— Троянов, что ты делаешь? Есть же кровать.
— А я уже привык так спать у некоторых товарищей на «Русском слове». Впрочем, ведь вы не демократы.
Он стал усиленно заниматься, кажется, после долгого перерыва, даже сдал какой-то экзамен, но весной куда-то внезапно, как и появился, исчез. Осенью прошел слух, что он женился на богатой купчихе. И в начале зимы он появился в университете, в столовой Общества юристов, соответственно облаченный. Шикарная доха, цилиндр, трость с набалдашником, в глазу монокль и с сигарой в зубах. Его, конечно, окружила целая толпа:
— Троянов, ты ли это? Расскажи, как живешь, разбогател?

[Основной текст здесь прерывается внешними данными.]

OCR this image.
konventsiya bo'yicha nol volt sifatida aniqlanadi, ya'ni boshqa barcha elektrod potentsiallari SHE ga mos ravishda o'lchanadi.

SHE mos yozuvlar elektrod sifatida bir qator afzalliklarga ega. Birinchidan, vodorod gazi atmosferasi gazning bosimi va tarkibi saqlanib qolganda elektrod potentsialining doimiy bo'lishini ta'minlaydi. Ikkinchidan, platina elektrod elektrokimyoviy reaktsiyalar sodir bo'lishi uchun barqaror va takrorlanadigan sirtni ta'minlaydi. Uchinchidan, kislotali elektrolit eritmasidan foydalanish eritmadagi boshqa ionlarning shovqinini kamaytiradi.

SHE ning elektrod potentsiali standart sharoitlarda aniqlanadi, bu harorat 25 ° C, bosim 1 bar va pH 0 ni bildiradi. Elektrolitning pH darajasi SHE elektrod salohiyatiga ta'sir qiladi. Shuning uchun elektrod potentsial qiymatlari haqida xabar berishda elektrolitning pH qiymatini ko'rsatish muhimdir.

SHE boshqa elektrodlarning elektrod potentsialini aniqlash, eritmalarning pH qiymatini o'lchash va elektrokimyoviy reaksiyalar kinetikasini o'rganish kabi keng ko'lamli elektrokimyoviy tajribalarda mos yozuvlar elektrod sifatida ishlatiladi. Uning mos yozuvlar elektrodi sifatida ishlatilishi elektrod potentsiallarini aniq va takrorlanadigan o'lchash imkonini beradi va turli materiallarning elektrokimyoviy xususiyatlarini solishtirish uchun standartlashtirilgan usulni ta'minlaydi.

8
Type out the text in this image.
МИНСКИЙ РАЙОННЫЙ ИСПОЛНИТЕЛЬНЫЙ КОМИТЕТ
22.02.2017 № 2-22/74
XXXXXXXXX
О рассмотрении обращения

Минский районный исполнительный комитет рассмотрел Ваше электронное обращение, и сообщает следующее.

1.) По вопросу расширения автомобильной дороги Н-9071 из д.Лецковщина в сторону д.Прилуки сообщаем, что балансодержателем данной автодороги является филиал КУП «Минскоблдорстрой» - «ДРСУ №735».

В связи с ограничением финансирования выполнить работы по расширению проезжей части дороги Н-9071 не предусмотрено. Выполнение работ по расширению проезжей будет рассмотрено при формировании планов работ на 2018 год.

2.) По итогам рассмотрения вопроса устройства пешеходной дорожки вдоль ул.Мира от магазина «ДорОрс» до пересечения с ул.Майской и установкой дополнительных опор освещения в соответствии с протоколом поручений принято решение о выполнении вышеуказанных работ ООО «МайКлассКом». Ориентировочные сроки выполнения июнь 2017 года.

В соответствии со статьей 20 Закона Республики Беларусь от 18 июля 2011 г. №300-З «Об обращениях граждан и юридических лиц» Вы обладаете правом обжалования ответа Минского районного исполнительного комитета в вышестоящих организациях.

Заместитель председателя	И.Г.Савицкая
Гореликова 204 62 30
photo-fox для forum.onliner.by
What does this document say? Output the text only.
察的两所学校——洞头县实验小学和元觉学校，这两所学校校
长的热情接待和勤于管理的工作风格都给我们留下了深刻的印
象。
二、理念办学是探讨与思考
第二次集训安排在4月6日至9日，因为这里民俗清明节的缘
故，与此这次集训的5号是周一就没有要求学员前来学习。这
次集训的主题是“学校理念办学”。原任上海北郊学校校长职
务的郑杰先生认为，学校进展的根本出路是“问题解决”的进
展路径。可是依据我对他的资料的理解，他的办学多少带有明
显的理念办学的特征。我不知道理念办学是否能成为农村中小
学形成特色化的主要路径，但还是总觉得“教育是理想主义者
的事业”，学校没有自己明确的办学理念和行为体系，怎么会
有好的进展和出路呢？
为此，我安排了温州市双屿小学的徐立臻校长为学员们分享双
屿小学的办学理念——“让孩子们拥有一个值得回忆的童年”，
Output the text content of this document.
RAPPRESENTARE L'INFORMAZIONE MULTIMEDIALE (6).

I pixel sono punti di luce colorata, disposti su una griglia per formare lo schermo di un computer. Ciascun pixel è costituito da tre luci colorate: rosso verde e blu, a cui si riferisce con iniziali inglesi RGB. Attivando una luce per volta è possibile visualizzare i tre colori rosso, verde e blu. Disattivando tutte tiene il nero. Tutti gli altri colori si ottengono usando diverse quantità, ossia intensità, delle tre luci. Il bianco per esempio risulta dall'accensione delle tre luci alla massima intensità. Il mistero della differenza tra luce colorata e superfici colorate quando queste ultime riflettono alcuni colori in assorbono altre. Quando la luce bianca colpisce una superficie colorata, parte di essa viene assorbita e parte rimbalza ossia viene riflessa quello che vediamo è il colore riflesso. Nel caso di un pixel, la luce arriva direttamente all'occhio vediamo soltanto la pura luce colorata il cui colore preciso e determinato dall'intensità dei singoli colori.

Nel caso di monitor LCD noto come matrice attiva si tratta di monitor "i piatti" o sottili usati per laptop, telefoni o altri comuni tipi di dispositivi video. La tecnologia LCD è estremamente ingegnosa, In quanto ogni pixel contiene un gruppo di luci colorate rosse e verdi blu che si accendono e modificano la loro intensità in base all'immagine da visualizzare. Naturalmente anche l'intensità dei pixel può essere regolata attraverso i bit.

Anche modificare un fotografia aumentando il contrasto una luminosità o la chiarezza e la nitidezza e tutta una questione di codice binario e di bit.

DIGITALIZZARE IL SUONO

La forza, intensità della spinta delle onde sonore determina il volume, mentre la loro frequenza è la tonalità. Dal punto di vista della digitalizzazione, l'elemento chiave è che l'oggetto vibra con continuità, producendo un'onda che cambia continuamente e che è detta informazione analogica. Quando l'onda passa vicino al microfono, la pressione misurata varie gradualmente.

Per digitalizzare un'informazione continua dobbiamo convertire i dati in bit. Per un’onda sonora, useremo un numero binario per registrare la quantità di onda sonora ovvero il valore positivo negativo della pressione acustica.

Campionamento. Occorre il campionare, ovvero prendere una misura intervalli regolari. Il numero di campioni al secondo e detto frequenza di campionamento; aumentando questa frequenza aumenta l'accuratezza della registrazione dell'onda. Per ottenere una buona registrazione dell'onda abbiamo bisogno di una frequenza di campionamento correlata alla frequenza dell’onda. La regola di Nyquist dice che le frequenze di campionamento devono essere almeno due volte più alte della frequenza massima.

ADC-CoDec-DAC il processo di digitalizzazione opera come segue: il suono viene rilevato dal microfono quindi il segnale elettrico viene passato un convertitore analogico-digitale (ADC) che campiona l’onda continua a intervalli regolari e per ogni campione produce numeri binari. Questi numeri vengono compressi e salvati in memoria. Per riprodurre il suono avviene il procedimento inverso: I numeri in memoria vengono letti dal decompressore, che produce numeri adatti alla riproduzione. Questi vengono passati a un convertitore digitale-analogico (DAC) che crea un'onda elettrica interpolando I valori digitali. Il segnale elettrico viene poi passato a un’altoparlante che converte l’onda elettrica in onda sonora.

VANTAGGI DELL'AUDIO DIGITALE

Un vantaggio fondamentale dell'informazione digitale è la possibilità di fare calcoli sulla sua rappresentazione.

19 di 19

Один из дежурных членов столовой, недовольный импровизированной сходкой, сделал ему замечание:
— Троянов, здесь нельзя курить.
— Ничего, я не затягиваюсь.
И начались рассказы о его новой жизни, все, конечно, в сугубо серьезном тоне: о его фантастических отношениях с родителями его жены, людьми простыми, и о том, как он проводит свой день. Помню только, что кофе утром он всегда, «разумеется», пьет в постели, а когда идет в уборную, то граммофон должен играть «Я уголок свой убрала цветами…». Хулиганил он в университете по-прежнему, но теперь уже в сугубо презрительном стиле. Однажды он появился на каком-то студенческом собрании, очень скучном, но на котором представители всех студенческих партийных фракций считали нужным сразиться. Председательствовал эсер Г. Он был ярким блондином, с круглым и румяным лицом. Троянов, ко всем всегда обращавшийся на «ты», очень зло прозвал Г. Матреной и неизменно так к нему и обращался. Г. приходил от этого в бешенство. Явился Троянов на собрание в своей дохе и цилиндре и сел на самой верхней лавке аудитории-амфитеатра. Это уже не предвещало ничего хорошего. Первокурсники, с «должным» почтением слушавшие речи «лидеров», все-таки иногда с нетерпением поглядывали наверх: «Что-то доха сегодня выкинет?» Наконец он начал. Попросив слова, он с самым серьезным видом стал говорить, что студенчество — авангард культуры, и упрекал председателя в том, что он забыл о важном событии. Умышленно длинная и очень внешне складная речь закончилась предложением почтить память только что скончавшегося Полонского вставанием. Председатель смешался. Всем было ясно, что это издевка, но отказать нельзя. Почтили. Прошло еще минут десять. Троянов стал громко зевать. Председатель призвал его к порядку.
— Слушай, Матрена, очень скучно, пора кабаре начинать. Если ты сам ничего не приготовил, то я могу выступить, например, изобразить открытие Северного полюса Пири и Куком. Вот приходит белый медведь.